Il prossimo primo settembre inizierà l’autunno meteorologico, e finalmente avrà termine un’estate terribile per i nostri ghiacciai, come forse solo il 2003 lo è stata. Complice un micidiale mix di scarsissime precipitazioni nevose invernali e primaverili, e di temperature estive elevate e persistenti, tutti gli apparati glaciali alpini sono stati sottoposti a una prova durissima, per non dire brutale.
Tutti sappiamo cosa sono i ghiacciai, tutti li abbiamo visti, ma forse non tutti li hanno percorsi: attraversando un ghiacciaio, specie se di discrete dimensioni e crepacciato, in qualsiasi orario della giornata, anche di notte e con temperature sotto lo zero, si potranno sentire scricchiolii più o meno forti, secchi rumori come di “qualcosa che si rompe”, lo scorrere dell’acqua al suo interno…. In una battuta, ci si rende conto che i ghiacciai non sono statici e immutabili, come parrebbe a prima vista, ma sono “vivi”. Essi si muovono in continuazione, possono avanzare, regredire, creare o chiudere crepacci, provocare frane, scariche di ghiaccio e roccia, crolli di seracchi, come il recente caso eclatante della Marmolada ha drammaticamente dimostrato.
Del resto, tutti gli alpinisti sanno che percorrere un ghiacciaio richiede – anche – un pizzico di fortuna, e talvolta anche un po’ di più. Come ad esempio si può leggere, in modo addirittura inquietante, sulla Guida CAI-TCI del Monte Rosa, relativamente agli itinerari lungo la sua parete est, ove in vari tratti si raccomanda, e si augura “la massima rapidità e una buona dose di fortuna”.
Ricordiamo quindi che percorrere un ghiacciaio, anche quello all’apparenza più facile e semplice, richiede sempre prudenza e un completo equipaggiamento alpinistico. Le sorprese possono essere dietro l’angolo, o meglio, un passo avanti.

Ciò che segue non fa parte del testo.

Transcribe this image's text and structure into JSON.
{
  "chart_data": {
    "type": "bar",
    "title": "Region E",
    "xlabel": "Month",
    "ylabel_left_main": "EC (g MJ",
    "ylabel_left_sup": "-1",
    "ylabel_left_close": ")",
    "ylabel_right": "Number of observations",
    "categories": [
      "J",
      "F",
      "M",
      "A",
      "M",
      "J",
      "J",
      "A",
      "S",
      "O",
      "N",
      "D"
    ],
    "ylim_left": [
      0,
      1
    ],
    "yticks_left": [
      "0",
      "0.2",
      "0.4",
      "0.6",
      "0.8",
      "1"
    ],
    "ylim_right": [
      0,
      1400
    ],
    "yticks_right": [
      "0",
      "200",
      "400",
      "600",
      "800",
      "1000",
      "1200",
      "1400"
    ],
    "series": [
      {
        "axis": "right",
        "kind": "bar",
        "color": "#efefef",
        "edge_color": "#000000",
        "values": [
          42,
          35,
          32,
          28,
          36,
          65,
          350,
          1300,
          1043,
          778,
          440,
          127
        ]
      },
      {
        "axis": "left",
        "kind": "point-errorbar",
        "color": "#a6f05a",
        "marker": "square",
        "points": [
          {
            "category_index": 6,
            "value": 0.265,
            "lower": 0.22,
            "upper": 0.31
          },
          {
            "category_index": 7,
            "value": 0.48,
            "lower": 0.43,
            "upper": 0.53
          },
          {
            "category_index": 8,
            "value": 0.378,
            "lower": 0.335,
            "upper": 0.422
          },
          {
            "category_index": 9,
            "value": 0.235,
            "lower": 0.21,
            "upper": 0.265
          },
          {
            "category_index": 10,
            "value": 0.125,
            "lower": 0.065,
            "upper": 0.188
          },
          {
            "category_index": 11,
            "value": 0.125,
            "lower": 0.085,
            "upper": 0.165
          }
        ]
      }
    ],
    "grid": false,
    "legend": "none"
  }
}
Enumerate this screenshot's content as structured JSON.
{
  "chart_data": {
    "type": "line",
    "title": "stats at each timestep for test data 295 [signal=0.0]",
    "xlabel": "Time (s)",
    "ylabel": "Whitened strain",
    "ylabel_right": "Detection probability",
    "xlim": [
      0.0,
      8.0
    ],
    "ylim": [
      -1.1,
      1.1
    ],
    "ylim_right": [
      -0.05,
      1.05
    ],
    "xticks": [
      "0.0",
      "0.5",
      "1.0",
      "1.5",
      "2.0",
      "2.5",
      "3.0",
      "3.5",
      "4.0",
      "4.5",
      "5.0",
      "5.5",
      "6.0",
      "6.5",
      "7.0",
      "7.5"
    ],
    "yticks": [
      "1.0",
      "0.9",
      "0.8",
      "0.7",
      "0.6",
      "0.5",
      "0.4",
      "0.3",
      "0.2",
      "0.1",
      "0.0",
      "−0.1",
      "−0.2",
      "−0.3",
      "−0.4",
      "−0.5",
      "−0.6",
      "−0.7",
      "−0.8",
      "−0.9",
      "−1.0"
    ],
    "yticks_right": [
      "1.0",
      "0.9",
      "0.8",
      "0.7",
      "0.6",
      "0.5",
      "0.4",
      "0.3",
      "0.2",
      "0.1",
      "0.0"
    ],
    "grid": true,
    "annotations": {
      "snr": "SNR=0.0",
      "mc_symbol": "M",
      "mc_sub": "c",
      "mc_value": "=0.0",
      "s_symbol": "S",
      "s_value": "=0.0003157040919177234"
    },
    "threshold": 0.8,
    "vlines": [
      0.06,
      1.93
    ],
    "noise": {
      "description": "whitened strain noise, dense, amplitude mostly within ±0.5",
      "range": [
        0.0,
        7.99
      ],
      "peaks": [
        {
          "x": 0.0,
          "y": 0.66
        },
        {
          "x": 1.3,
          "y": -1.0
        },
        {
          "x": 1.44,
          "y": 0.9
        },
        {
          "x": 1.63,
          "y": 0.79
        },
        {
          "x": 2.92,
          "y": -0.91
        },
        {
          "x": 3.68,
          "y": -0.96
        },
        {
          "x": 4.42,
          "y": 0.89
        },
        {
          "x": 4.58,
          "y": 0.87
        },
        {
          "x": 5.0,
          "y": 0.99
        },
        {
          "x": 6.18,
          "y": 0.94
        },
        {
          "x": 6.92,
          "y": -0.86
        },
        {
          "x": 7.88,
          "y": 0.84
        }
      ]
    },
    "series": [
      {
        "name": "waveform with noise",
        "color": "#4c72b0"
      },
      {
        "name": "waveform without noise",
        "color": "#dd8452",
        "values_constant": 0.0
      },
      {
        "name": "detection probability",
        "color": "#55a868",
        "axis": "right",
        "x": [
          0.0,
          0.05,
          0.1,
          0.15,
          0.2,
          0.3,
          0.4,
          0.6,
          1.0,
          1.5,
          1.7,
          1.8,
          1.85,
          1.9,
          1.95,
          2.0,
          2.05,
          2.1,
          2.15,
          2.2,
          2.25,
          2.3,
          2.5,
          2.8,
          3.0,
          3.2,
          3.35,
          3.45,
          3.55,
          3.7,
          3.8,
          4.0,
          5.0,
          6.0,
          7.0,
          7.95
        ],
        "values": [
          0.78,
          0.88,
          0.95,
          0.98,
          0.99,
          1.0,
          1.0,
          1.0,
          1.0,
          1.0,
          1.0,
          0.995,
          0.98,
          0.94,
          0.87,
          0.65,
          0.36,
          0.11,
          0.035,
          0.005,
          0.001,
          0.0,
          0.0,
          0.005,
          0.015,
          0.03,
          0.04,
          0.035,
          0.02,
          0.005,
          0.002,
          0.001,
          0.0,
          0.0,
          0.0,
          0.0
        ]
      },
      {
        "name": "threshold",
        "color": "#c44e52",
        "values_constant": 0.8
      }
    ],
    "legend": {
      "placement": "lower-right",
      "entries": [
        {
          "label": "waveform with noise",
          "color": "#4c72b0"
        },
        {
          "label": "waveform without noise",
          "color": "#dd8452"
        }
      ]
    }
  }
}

Già nello scorso mese di giugno, gli apparati glaciali delle Alpi si presentavano come solitamente apparivano a settembre, al termine dell’estate, se non peggio: praticamente privi di copertura nevosa sulle lingue glaciali, e con uno spessore nevoso, sugli alti bacini di accumulo (o bacini collettori), quasi irrisorio. E anche i piccoli ghiacciai di media quota, ad alimentazione prevalentemente valanghiva, non facevano eccezione.
Le elevate e perduranti temperature estive, con lo zero termico spesso oltre i quattromila metri, hanno così innescato un processo di fusione dei ghiacciai veramente imponente: da alcune fronti glaciali emergevano torrenti e a volte cascate di insolita portata, a testimoniare l’accelerata e abnorme fusione della massa glaciale.
I conti, ovvero le misurazioni degli arretramenti delle fronti dei ghiacciai, saranno eseguite come ogni anno in autunno, ma certo è facile aspettarsi arretramenti eclatanti. Senza contare la riduzione dello spessore glaciale, che potrà portare, laddove saranno eseguiti, a bilanci di massa altrettanto negativi.
Una situazione che ha di fatto azzerato e costretto alla chiusura lo sci estivo sulle Alpi, con il ghiacciaio dello Stelvio, per fare un solo esempio, in condizioni di grande sofferenza anche nella parte sommitale.
Secondo molti addetti ai lavori, un’annata nivometeorologica così negativa, potrà essere compensata e bilanciata solo da un’annata “opposta”: un semestre freddo – da ottobre a marzo – molto nevoso, e il successivo semestre caldo “non troppo caldo”. In modo che i ghiacciai, dopo i pesanti arretramenti di quest’anno, possano se non progredire, almeno stabilizzarsi e recuperare un minimo di massa.
Se anche il prossimo anno dovesse avere le medesime caratteristiche nivologiche e meteorologiche del 2022, per i ghiacciai alpini si innescherebbe, con ogni probabilità, un processo di regressione quanto mai accelerato, con la progressiva scomparsa di molti apparati, anche di discrete dimensioni, in tempi relativamente brevi.